Municipal Bond Prices
According to the Financial Times, “Investors have piled into municipal bonds since Democrats clinched control of the Senate last week, as money managers positioned themselves for billions of dollars of aid to cash-strapped local governments. Prices of lower-rated municipal bonds have surged in the lead-up to the announcement of US president-elect Joe Biden’s $1.9tn stimulus plan on Thursday evening, which included $350bn for state and local governments dealing with the fallout from the coronavirus crisis.”
This is good news for municipal borrowers, as they will be able to access the bond market at lower interest rates, as the yield on a bond moves in inverse proportion to its price. Is it also important for Puerto Rico, as the Fiscal Oversight and Management Board considers the interest rate coupon on the new bonds to be issued under the Plan of Adjustment that will be proposed to the creditors of the Commonwealth’s central government in the near future.
On Our Radar...
“Post-Truth is Pre-Fascism” – Writes Timothy Snyder, history professor at Yale, “and Trump has been our post-truth president. When we give up on truth, we concede power to those with the wealth and charisma to create spectacle in its place. Without agreement about some basic facts, citizens cannot form the civil society that would allow them to defend themselves. If we lose the institutions that produce facts that are pertinent to us, then we tend to wallow in attractive abstractions and fictions.”
White Supremacy – Ronald Brownstein reports for The Atlantic on how “for four years, Donald Trump downplayed the risk of white-supremacist violence and denied that racial bias is pervasive in law enforcement.” And how “in a single, searing day, the assault on the U.S. Capitol exposed the price of both of those choices—and may have provided Joe Biden new political momentum for reversing direction on each front.”
Work/Life Balance – “Maria Fernandes died at the age of thirty-two while sleeping in her car in a Wawa parking lot in New Jersey.
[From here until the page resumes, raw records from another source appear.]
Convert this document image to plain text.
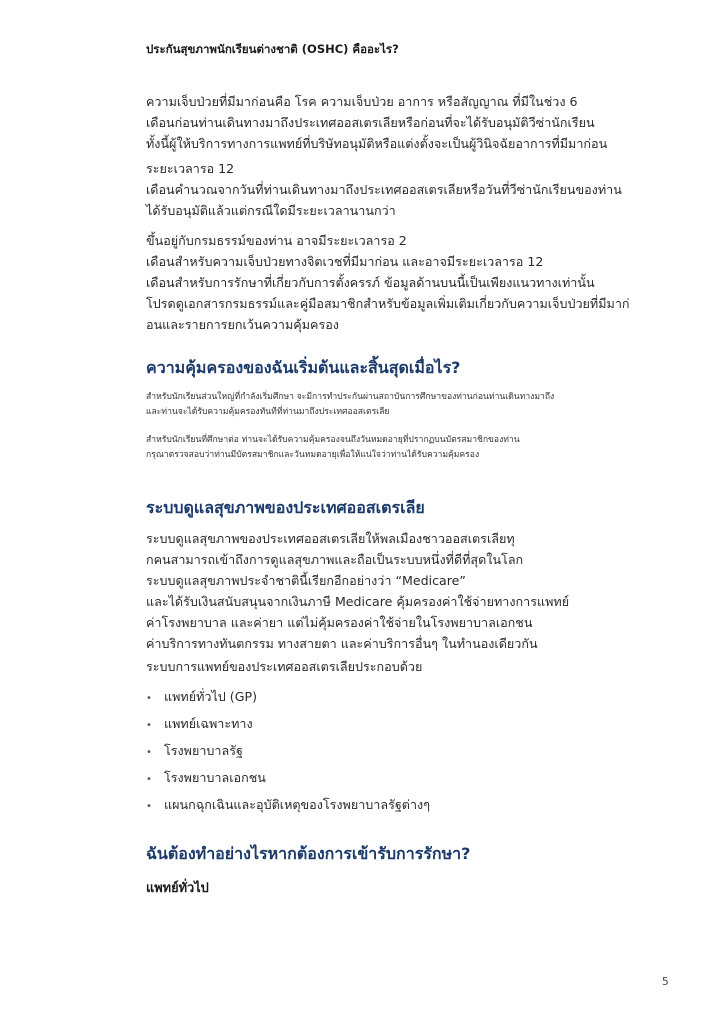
ประกันสุขภาพนักเรียนต่างชาติ (OSHC) คืออะไร?
ความเจ็บป่วยที่มีมาก่อนคือ โรค ความเจ็บป่วย อาการ หรือสัญญาณ ที่มีในช่วง 6
เดือนก่อนท่านเดินทางมาถึงประเทศออสเตรเลียหรือก่อนที่จะได้รับอนุมัติวีซ่านักเรียน
ทั้งนี้ผู้ให้บริการทางการแพทย์ที่บริษัทอนุมัติหรือแต่งตั้งจะเป็นผู้วินิจฉัยอาการที่มีมาก่อน
ระยะเวลารอ 12
เดือนคำนวณจากวันที่ท่านเดินทางมาถึงประเทศออสเตรเลียหรือวันที่วีซ่านักเรียนของท่าน
ได้รับอนุมัติแล้วแต่กรณีใดมีระยะเวลานานกว่า
ขึ้นอยู่กับกรมธรรม์ของท่าน อาจมีระยะเวลารอ 2
เดือนสำหรับความเจ็บป่วยทางจิตเวชที่มีมาก่อน และอาจมีระยะเวลารอ 12
เดือนสำหรับการรักษาที่เกี่ยวกับการตั้งครรภ์ ข้อมูลด้านบนนี้เป็นเพียงแนวทางเท่านั้น
โปรดดูเอกสารกรมธรรม์และคู่มือสมาชิกสำหรับข้อมูลเพิ่มเติมเกี่ยวกับความเจ็บป่วยที่มีมาก่
อนและรายการยกเว้นความคุ้มครอง
ความคุ้มครองของฉันเริ่มต้นและสิ้นสุดเมื่อไร?
สำหรับนักเรียนส่วนใหญ่ที่กำลังเริ่มศึกษา จะมีการทำประกันผ่านสถาบันการศึกษาของท่านก่อนท่านเดินทางมาถึง
และท่านจะได้รับความคุ้มครองทันทีที่ท่านมาถึงประเทศออสเตรเลีย
สำหรับนักเรียนที่ศึกษาต่อ ท่านจะได้รับความคุ้มครองจนถึงวันหมดอายุที่ปรากฏบนบัตรสมาชิกของท่าน
กรุณาตรวจสอบว่าท่านมีบัตรสมาชิกและวันหมดอายุเพื่อให้แน่ใจว่าท่านได้รับความคุ้มครอง
ระบบดูแลสุขภาพของประเทศออสเตรเลีย
ระบบดูแลสุขภาพของประเทศออสเตรเลียให้พลเมืองชาวออสเตรเลียทุ
กคนสามารถเข้าถึงการดูแลสุขภาพและถือเป็นระบบหนึ่งที่ดีที่สุดในโลก
ระบบดูแลสุขภาพประจำชาตินี้เรียกอีกอย่างว่า “Medicare”
และได้รับเงินสนับสนุนจากเงินภาษี Medicare คุ้มครองค่าใช้จ่ายทางการแพทย์
ค่าโรงพยาบาล และค่ายา แต่ไม่คุ้มครองค่าใช้จ่ายในโรงพยาบาลเอกชน
ค่าบริการทางทันตกรรม ทางสายตา และค่าบริการอื่นๆ ในทำนองเดียวกัน
ระบบการแพทย์ของประเทศออสเตรเลียประกอบด้วย
• แพทย์ทั่วไป (GP)
• แพทย์เฉพาะทาง
• โรงพยาบาลรัฐ
• โรงพยาบาลเอกชน
• แผนกฉุกเฉินและอุบัติเหตุของโรงพยาบาลรัฐต่างๆ
ฉันต้องทำอย่างไรหากต้องการเข้ารับการรักษา?
แพทย์ทั่วไป
5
It was the summer of 2014, and she worked low-wage jobs at three different Dunkin’ Donuts, and slept in her Kia in between shifts, with the engine running and a container of gasoline in the back, in case she ran out. In the locked car, still wearing her white-and-brown Dunkin’ Donuts uniform, she died from gasoline and exhaust fumes.” Historian Jill Lepore writes about what is wrong with the way we work in this piece for The New Yorker.